Enoch Oteng

Personal information
- Date of birth: 8 July 1988 (age 38)
- Place of birth: Brussels, Belgium
- Height: 1.69 m (5 ft 7 in)
- Position: Defensive midfielder

Team information
- Current team: Cappellen FC
- Number: 6

Youth career
- 1998–2006: VAV Beerschot

Senior career*
- Years: Team / Apps / (Gls)
- 2006–2007: Germinal Beerschot / 18 / (2)
- 2007–2008: Verbroedering Geel / 3 / (0)
- 2009: Larissa / 0 / (0)
- 2009–2010: VC Herentals / 15 / (1)
- 2010–2011: VV Axel
- 2011–2014: K. Merksem SC
- 2014–2015: K. Lyra / 8 / (0)
- 2015–: Cappellen FC / 26 / (0)

= Enoch Oteng =

Belgian footballer

Enoch Oteng (born 8 July 1988 in Brussels) is a Belgian footballer, who currently plays for Cappellen FC. He is of Ghanaian descent.

== Career ==
Oteng began his career 1998 with VAV Beerschot. After merger named: Germinal Beerschot. He served Germinal Beerschot in the Jupiler League for one year and joined Verbroedering Geel in July 2007. He was released by his club in January 2009 and joined to Greek side AE Larissa.
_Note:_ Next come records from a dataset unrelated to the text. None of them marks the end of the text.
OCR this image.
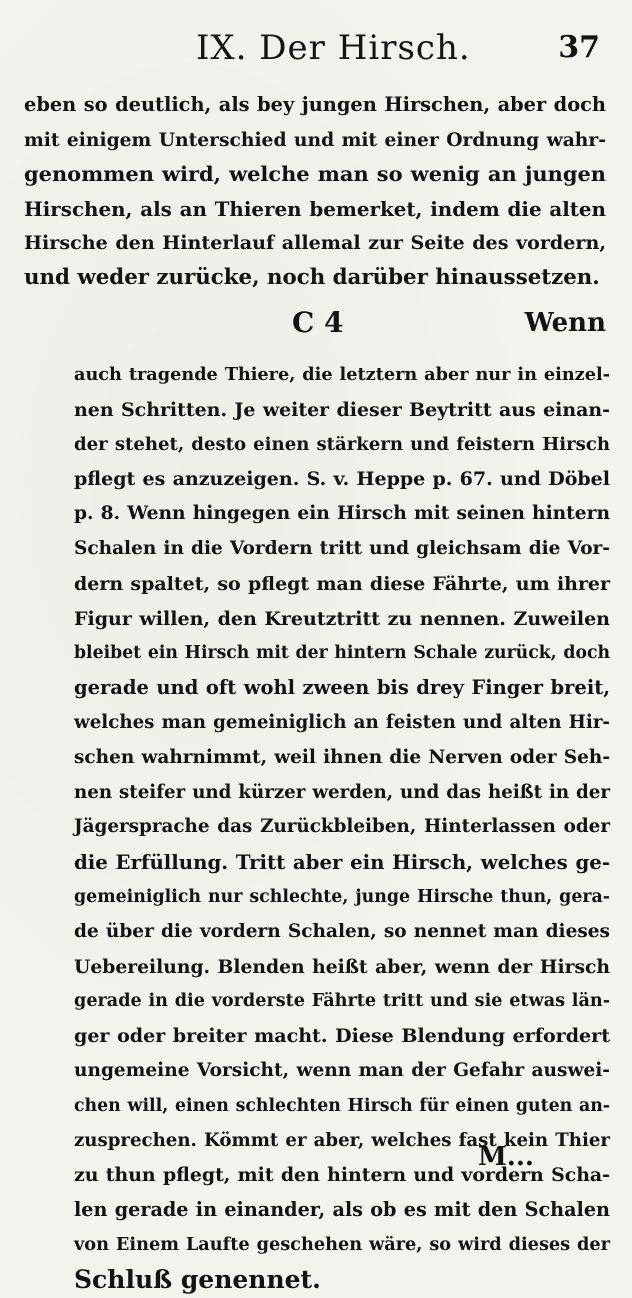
IX. Der Hirsch.	37
eben so deutlich, als bey jungen Hirschen, aber doch
mit einigem Unterschied und mit einer Ordnung wahr-
genommen wird, welche man so wenig an jungen
Hirschen, als an Thieren bemerket, indem die alten
Hirsche den Hinterlauf allemal zur Seite des vordern,
und weder zurücke, noch darüber hinaussetzen.
C 4	Wenn
auch tragende Thiere, die letztern aber nur in einzel-
nen Schritten. Je weiter dieser Beytritt aus einan-
der stehet, desto einen stärkern und feistern Hirsch
pflegt es anzuzeigen. S. v. Heppe p. 67. und Döbel
p. 8. Wenn hingegen ein Hirsch mit seinen hintern
Schalen in die Vordern tritt und gleichsam die Vor-
dern spaltet, so pflegt man diese Fährte, um ihrer
Figur willen, den Kreutztritt zu nennen. Zuweilen
bleibet ein Hirsch mit der hintern Schale zurück, doch
gerade und oft wohl zween bis drey Finger breit,
welches man gemeiniglich an feisten und alten Hir-
schen wahrnimmt, weil ihnen die Nerven oder Seh-
nen steifer und kürzer werden, und das heißt in der
Jägersprache das Zurückbleiben, Hinterlassen oder
die Erfüllung. Tritt aber ein Hirsch, welches ge-
gemeiniglich nur schlechte, junge Hirsche thun, gera-
de über die vordern Schalen, so nennet man dieses
Uebereilung. Blenden heißt aber, wenn der Hirsch
gerade in die vorderste Fährte tritt und sie etwas län-
ger oder breiter macht. Diese Blendung erfordert
ungemeine Vorsicht, wenn man der Gefahr auswei-
chen will, einen schlechten Hirsch für einen guten an-
zusprechen. Kömmt er aber, welches fast kein Thier
zu thun pflegt, mit den hintern und vordern Scha-
len gerade in einander, als ob es mit den Schalen
von Einem Laufte geschehen wäre, so wird dieses der
Schluß genennet.
M...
After he plays with V.C. Herentals the season 2009–2010. At the end he quit there and go plays for fun in an Antwerp pubteam. He joined than in summer 2010 to Dutch side VV Axel., before in Juni 2011 returned to Belgium and signed for K. Merksem SC.

== Personal life ==
Oteng is of Ghanaian descent and his parents are Belgian immigrants from Accra.